Designing primary keys

When creating a primary key for a table, we have a few options:

  • Composite key
  • Natural key
  • Surrogate key

Each has their own advantages and disadvantages, but by and large I always wind up going with the last option.

Composite keys

Composite keys are primary keys made up of multiple columns.  For example, consider a system with and Order and LineItem table:

The LineItems table has an identity that is composed of two columns: the OrderID and the ProductID.  This makes sense in that an Order can only have one LineItem per Product.

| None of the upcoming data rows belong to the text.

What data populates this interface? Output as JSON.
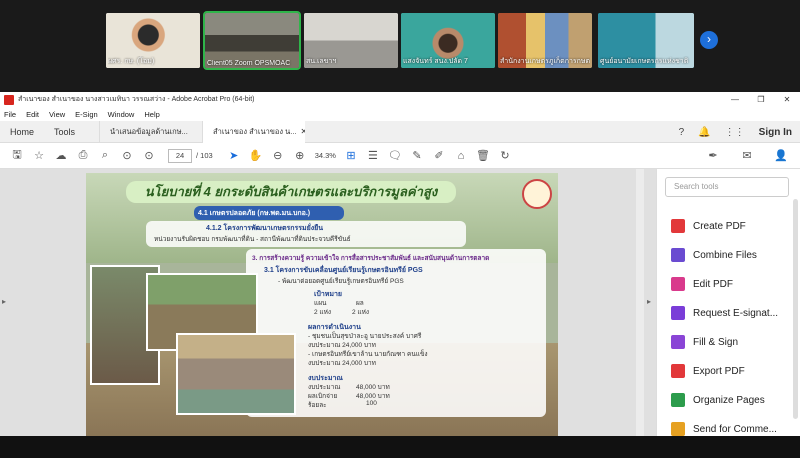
{
  "zoom": {
    "participants": [
      {
        "name": "ผศร. กษ. (โอม)",
        "bg": "#e9e4d8"
      },
      {
        "name": "Client05 Zoom OPSMOAC",
        "bg": "#6b6a60"
      },
      {
        "name": "สน.เลขาฯ",
        "bg": "#c9c7c2"
      },
      {
        "name": "แสงจันทร์ สนง.ปลัด 7",
        "bg": "#3aa69d"
      },
      {
        "name": "สำนักงานเกษตรภูเก็ตการกษตร",
        "bg": "#9c8a7a"
      },
      {
        "name": "ศูนย์อนามัยเกษตรกรแห่งชาติ",
        "bg": "#2d8fa2"
      }
    ],
    "next_icon": "chevron-right-icon"
  },
  "acrobat": {
    "window_title": "สำเนาของ สำเนาของ นางสาวเมทินา วรรณสว่าง - Adobe Acrobat Pro (64-bit)",
    "menu": [
      "File",
      "Edit",
      "View",
      "E-Sign",
      "Window",
      "Help"
    ],
    "tabs": {
      "home": "Home",
      "tools": "Tools",
      "doc1": "นำเสนอข้อมูลด้านเกษ...",
      "doc2": "สำเนาของ สำเนาของ น..."
    },
    "sign_in": "Sign In",
    "toolbar": {
      "page_current": "24",
      "page_total": "/ 103",
      "zoom": "34.3%"
    },
    "slide": {
      "title": "นโยบายที่ 4 ยกระดับสินค้าเกษตรและบริการมูลค่าสูง",
      "items": [
        "4.1 เกษตรปลอดภัย (กษ.พด.มน.บกอ.)",
        "4.1.2 โครงการพัฒนาเกษตรกรรมยั่งยืน",
        "หน่วยงานรับผิดชอบ กรมพัฒนาที่ดิน - สถานีพัฒนาที่ดินประจวบคีรีขันธ์",
        "3. การสร้างความรู้ ความเข้าใจ การสื่อสารประชาสัมพันธ์ และสนับสนุนด้านการตลาด",
        "3.1 โครงการขับเคลื่อนศูนย์เรียนรู้เกษตรอินทรีย์ PGS",
        "- พัฒนาต่อยอดศูนย์เรียนรู้เกษตรอินทรีย์ PGS"
      ],
      "target_heading": "เป้าหมาย",
      "target_plan_label": "แผน",
      "target_result_label": "ผล",
      "target_plan": "2 แห่ง",
      "target_result": "2 แห่ง",
      "results_heading": "ผลการดำเนินงาน",
      "results": [
        "- ชุมชนเป็นสุขป่าละอู นายประสงค์ บาศรี",
        "  งบประมาณ 24,000 บาท",
        "- เกษตรอินทรีย์เขาล้าน นายกัณฑา คนแข็ง",
        "  งบประมาณ 24,000 บาท"
      ],
      "budget_heading": "งบประมาณ",
      "budget_rows": [
        {
          "label": "งบประมาณ",
          "value": "48,000 บาท"
        },
        {
          "label": "ผลเบิกจ่าย",
          "value": "48,000 บาท"
        },
        {
          "label": "ร้อยละ",
          "value": "100"
        }
      ]
    },
    "tools_panel": {
      "search_placeholder": "Search tools",
      "items": [
        {
          "label": "Create PDF",
          "color": "#e2383a",
          "icon": "create-pdf-icon"
        },
        {
          "label": "Combine Files",
          "color": "#6a4bd1",
          "icon": "combine-files-icon"
        },
        {
          "label": "Edit PDF",
          "color": "#d93a8c",
          "icon": "edit-pdf-icon"
        },
        {
          "label": "Request E-signat...",
          "color": "#7a3dd8",
          "icon": "request-esign-icon"
        },
        {
          "label": "Fill & Sign",
          "color": "#8a45d6",
          "icon": "fill-sign-icon"
        },
        {
          "label": "Export PDF",
          "color": "#e2383a",
          "icon": "export-pdf-icon"
        },
        {
          "label": "Organize Pages",
          "color": "#2c9c4c",
          "icon": "organize-pages-icon"
        },
        {
          "label": "Send for Comme...",
          "color": "#e6a122",
          "icon": "send-comment-icon"
        }
      ]
    }
  }
}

The problem happens when I need to make a table that has a foreign key relationship to the LineItems table:

Blech! Now our composite key is invading every table that relates to it.  Order is a natural aggregate root, but what happens if we decide later down the line that a LineItem is a standalone concept?

I’ve seen this a few times in databases I’ve created and some legacy ones.  You assume that a row’s identity is defined by its parent, but later it begins to have a life of its own.

Unless the table is a junction table (one that holds a many-to-many relationship), and it doesn’t have and attributes of its own, a single primary key is the safest bet.

Natural keys

Ugh.

Please don’t continue this (worst) practice going forward.  Natural keys are keys with business uniqueness, such as Social Security Number, Tax ID, Driver’s License Number, etc.

Besides performance issues with data like these as keys, one thing to keep in mind is that an entity’s identity can never change, from now until the end of time.

Things like SSN’s and such are likely entered by humans.  Ever mistype something?  If something needs to be unique, there are other ways besides a primary key to ensure uniqueness.

Surrogate keys

Surrogate keys are computer-generated keys that likely have no meaning, or might never be shown to the end user.  Typical types are seeded integers and GUIDs.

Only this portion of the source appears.